Le conseiller national PLR Christian Lüscher n'a pas de filtre, du moins lorsqu'il pianote sur son smartphone. Dans le groupe WhatsApp des élus latins au Parlement, le Genevois fait des «blagues» (selon ses dires) envers les femmes ou encore ses collègues issus de l'immigration. Il demande par exemple à Isabelle Moret, fraîchement élue au Conseil d'État vaudois, «d'arrêter d'embêter les hommes qui travaillent» et de «retourner faire la poussière».
L'ancien élu Fathi Derder n'est pas logé à meilleure enseigne: Christian Lüscher l'appelle «le bougne» — pour «le bougnoule», une référence même pas masquée aux origines algériennes du journaliste radio, revenu entre-temps à la RTS. Ce n'est pas tout, puisque l'ex-conseiller national est aussi accusé d'être un voleur. «C'est bizarre, j'avais un stylo en argent et maintenant il a disparu», écrit (sur le ton de la plaisanterie) Christian Lüscher.

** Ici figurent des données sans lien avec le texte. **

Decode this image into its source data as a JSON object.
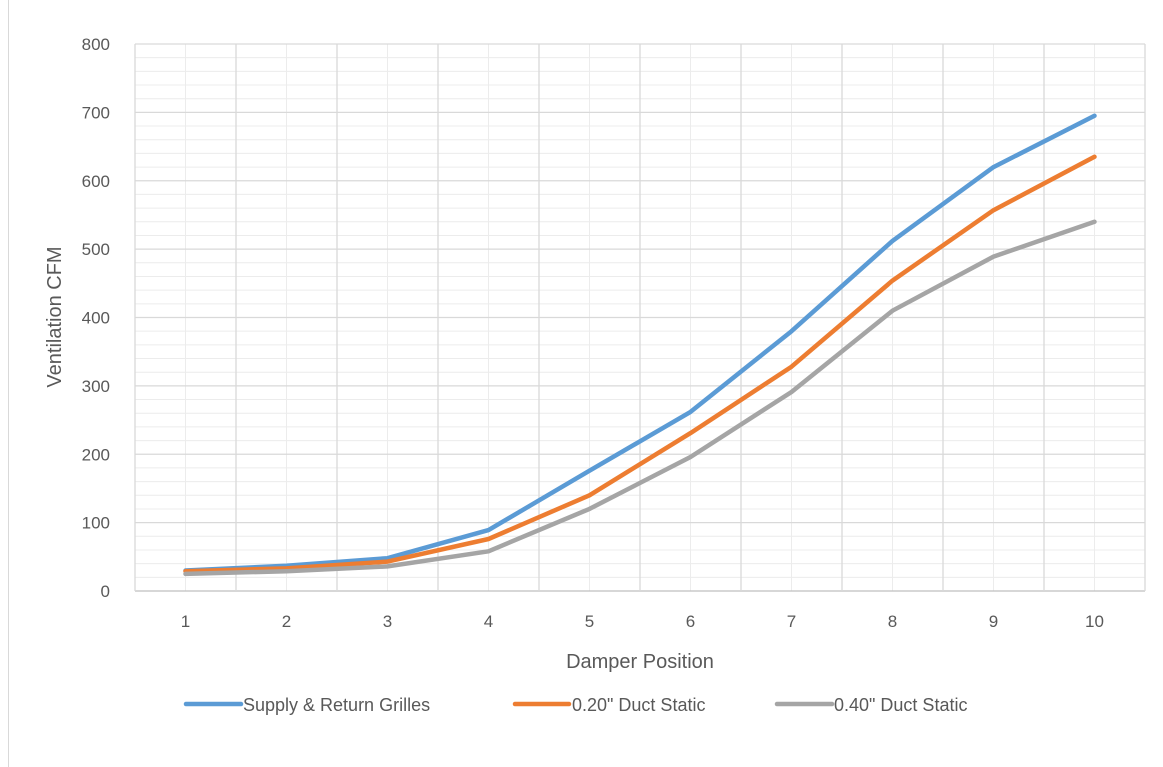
{
  "chart_data": {
    "type": "line",
    "xlabel": "Damper Position",
    "ylabel": "Ventilation CFM",
    "categories": [
      "1",
      "2",
      "3",
      "4",
      "5",
      "6",
      "7",
      "8",
      "9",
      "10"
    ],
    "ylim": [
      0,
      800
    ],
    "y_ticks": [
      "0",
      "100",
      "200",
      "300",
      "400",
      "500",
      "600",
      "700",
      "800"
    ],
    "grid": true,
    "minor_grid": true,
    "legend_position": "bottom",
    "series": [
      {
        "name": "Supply & Return Grilles",
        "color": "#5b9bd5",
        "values": [
          30,
          37,
          48,
          89,
          176,
          262,
          380,
          512,
          620,
          695
        ]
      },
      {
        "name": "0.20\" Duct Static",
        "color": "#ed7d31",
        "values": [
          29,
          33,
          43,
          76,
          140,
          231,
          328,
          454,
          557,
          635
        ]
      },
      {
        "name": "0.40\" Duct Static",
        "color": "#a5a5a5",
        "values": [
          25,
          29,
          36,
          58,
          120,
          196,
          291,
          410,
          489,
          540
        ]
      }
    ]
  }
}
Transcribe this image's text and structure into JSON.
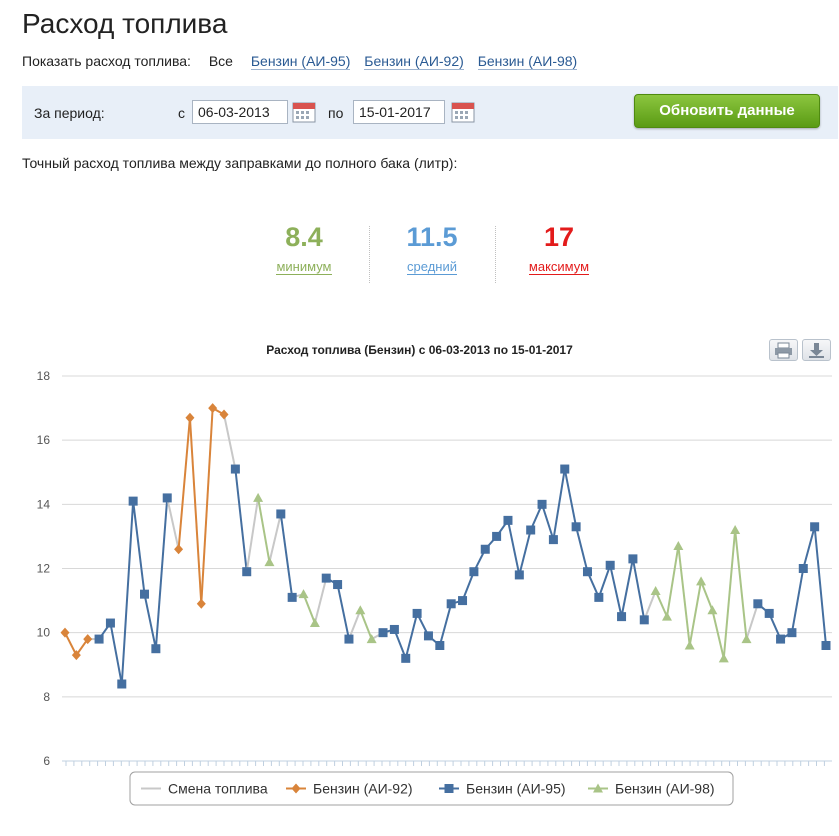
{
  "page": {
    "title": "Расход топлива",
    "filter_label": "Показать расход топлива:",
    "filter_all": "Все",
    "filter_links": [
      "Бензин (АИ-95)",
      "Бензин (АИ-92)",
      "Бензин (АИ-98)"
    ]
  },
  "period": {
    "label": "За период:",
    "from_label": "с",
    "from_value": "06-03-2013",
    "to_label": "по",
    "to_value": "15-01-2017",
    "update_button": "Обновить данные"
  },
  "description": "Точный расход топлива между заправками до полного бака (литр):",
  "stats": {
    "min": {
      "value": "8.4",
      "label": "минимум",
      "color": "#8db05a"
    },
    "avg": {
      "value": "11.5",
      "label": "средний",
      "color": "#5b9bd5"
    },
    "max": {
      "value": "17",
      "label": "максимум",
      "color": "#e31b1b"
    }
  },
  "toolbar_icons": [
    "print-icon",
    "download-icon"
  ],
  "chart_data": {
    "type": "line",
    "title": "Расход топлива (Бензин) с 06-03-2013 по 15-01-2017",
    "xlabel": "",
    "ylabel": "",
    "ylim": [
      6,
      18
    ],
    "yticks": [
      6,
      8,
      10,
      12,
      14,
      16,
      18
    ],
    "grid": true,
    "legend_position": "bottom",
    "colors": {
      "change": "#c8c8c8",
      "ai92": "#d9843a",
      "ai95": "#456fa0",
      "ai98": "#a9c487"
    },
    "values": [
      10.0,
      9.3,
      9.8,
      9.8,
      10.3,
      8.4,
      14.1,
      11.2,
      9.5,
      14.2,
      12.6,
      16.7,
      10.9,
      17.0,
      16.8,
      15.1,
      11.9,
      14.2,
      12.2,
      13.7,
      11.1,
      11.2,
      10.3,
      11.7,
      11.5,
      9.8,
      10.7,
      9.8,
      10.0,
      10.1,
      9.2,
      10.6,
      9.9,
      9.6,
      10.9,
      11.0,
      11.9,
      12.6,
      13.0,
      13.5,
      11.8,
      13.2,
      14.0,
      12.9,
      15.1,
      13.3,
      11.9,
      11.1,
      12.1,
      10.5,
      12.3,
      10.4,
      11.3,
      10.5,
      12.7,
      9.6,
      11.6,
      10.7,
      9.2,
      13.2,
      9.8,
      10.9,
      10.6,
      9.8,
      10.0,
      12.0,
      13.3,
      9.6
    ],
    "fuel": [
      "92",
      "92",
      "92",
      "95",
      "95",
      "95",
      "95",
      "95",
      "95",
      "95",
      "92",
      "92",
      "92",
      "92",
      "92",
      "95",
      "95",
      "98",
      "98",
      "95",
      "95",
      "98",
      "98",
      "95",
      "95",
      "95",
      "98",
      "98",
      "95",
      "95",
      "95",
      "95",
      "95",
      "95",
      "95",
      "95",
      "95",
      "95",
      "95",
      "95",
      "95",
      "95",
      "95",
      "95",
      "95",
      "95",
      "95",
      "95",
      "95",
      "95",
      "95",
      "95",
      "98",
      "98",
      "98",
      "98",
      "98",
      "98",
      "98",
      "98",
      "98",
      "95",
      "95",
      "95",
      "95",
      "95",
      "95",
      "95"
    ],
    "series": [
      {
        "name": "Смена топлива",
        "key": "change"
      },
      {
        "name": "Бензин (АИ-92)",
        "key": "ai92"
      },
      {
        "name": "Бензин (АИ-95)",
        "key": "ai95"
      },
      {
        "name": "Бензин (АИ-98)",
        "key": "ai98"
      }
    ]
  }
}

Le PLR passe l'affaire sous silence
Venant d'un ténor de la Berne fédérale, c'est du lourd. Mais la direction du parti reste silencieuse. Le président du PLR, Thierry Burkart, ne veut pas s'exprimer. Pas même pour dire que ces choses se règlent à l'interne. Impossible donc de savoir si le parti va demander des comptes à Christian Lüscher ou si les propos du Genevois sont tacitement acceptés.
La présidente des Femmes PLR, Susanne Stauffacher Vincenz, interrogée par Blick, nous demande également de faire preuve de compréhension envers son «silenzio stampa». Vendredi matin, dans la Salle des pas perdus, les membres du PLR s'en tiennent à un silence poli.
«Plein soutien» de Philippe Nantermod
Et le vice-président Philippe Nantermod? Sur WhatsApp, Christian Lüscher avait conseillé au Valaisan, jeune père, de «faire garder les enfants par les femelles, comme chez tous les mammifères».
Le Morginois prend la défense de son confrère avocat et collègue de parti. «Triste monde que celui où des échanges privés et potaches entre amis finissent dans le Blick», écrit-il sur Twitter. Avec au passage un tacle à son ou sa collègue, «pauvre hère», ayant fait fuiter l'information.
Dans les autres groupes politiques, on ne veut pas non plus s'exprimer publiquement. «C'est une affaire qui concerne uniquement le PLR», nous répond-on en chœur. Ce qui n'empêche pas, à l'abri des micros et des stylos, de déplorer la teneur des propos «plaisantins» de son auteur.
Plusieurs membres du Parlement ne sont que peu surpris de la teneur des messages dévoilés. En quinze ans sous la Coupole fédérale, Christian Lüscher s'est forgé une réputation de politicien qui flirte souvent avec les limites. Il les dépasse parfois avec son humour corrosif, que seule une parlementaire semble découvrir: elle tombe des nues en découvrant la teneur des propos du Genevois.
«Chez nous, cela ne passerait pas»
Beaucoup de nos interlocuteurs relèvent qu'il y avait une intention de légèreté dans les propos de Christian Lüscher. Un passage est plus problématique: le surnom de Fathi Derder. «Nous ne tiendrions jamais de tels propos dans notre parti, répond un conseiller national. Si nous le faisions, nous serions à 1000% mis sur la touche par la direction de notre groupe parlementaire.» Les propos sexistes vont aussi beaucoup trop loin, de l'avis général.
Le principal concerné ne comprend pas que ces révélations — «pour l'audience de Blick», selon lui — fassent autant de vagues. Il s'agit de surnoms de longue date et connus de tous, assure le Genevois. Christian Lüscher en a aussi un, «le vieillard», et quiconque se serait senti blessé par le contenu de ce groupe WhatsApp «entre copains» aurait pu se manifester et quitter le groupe, assurait-il jeudi.
Ce vendredi matin, le conseiller national PLR n'avait «rien à ajouter».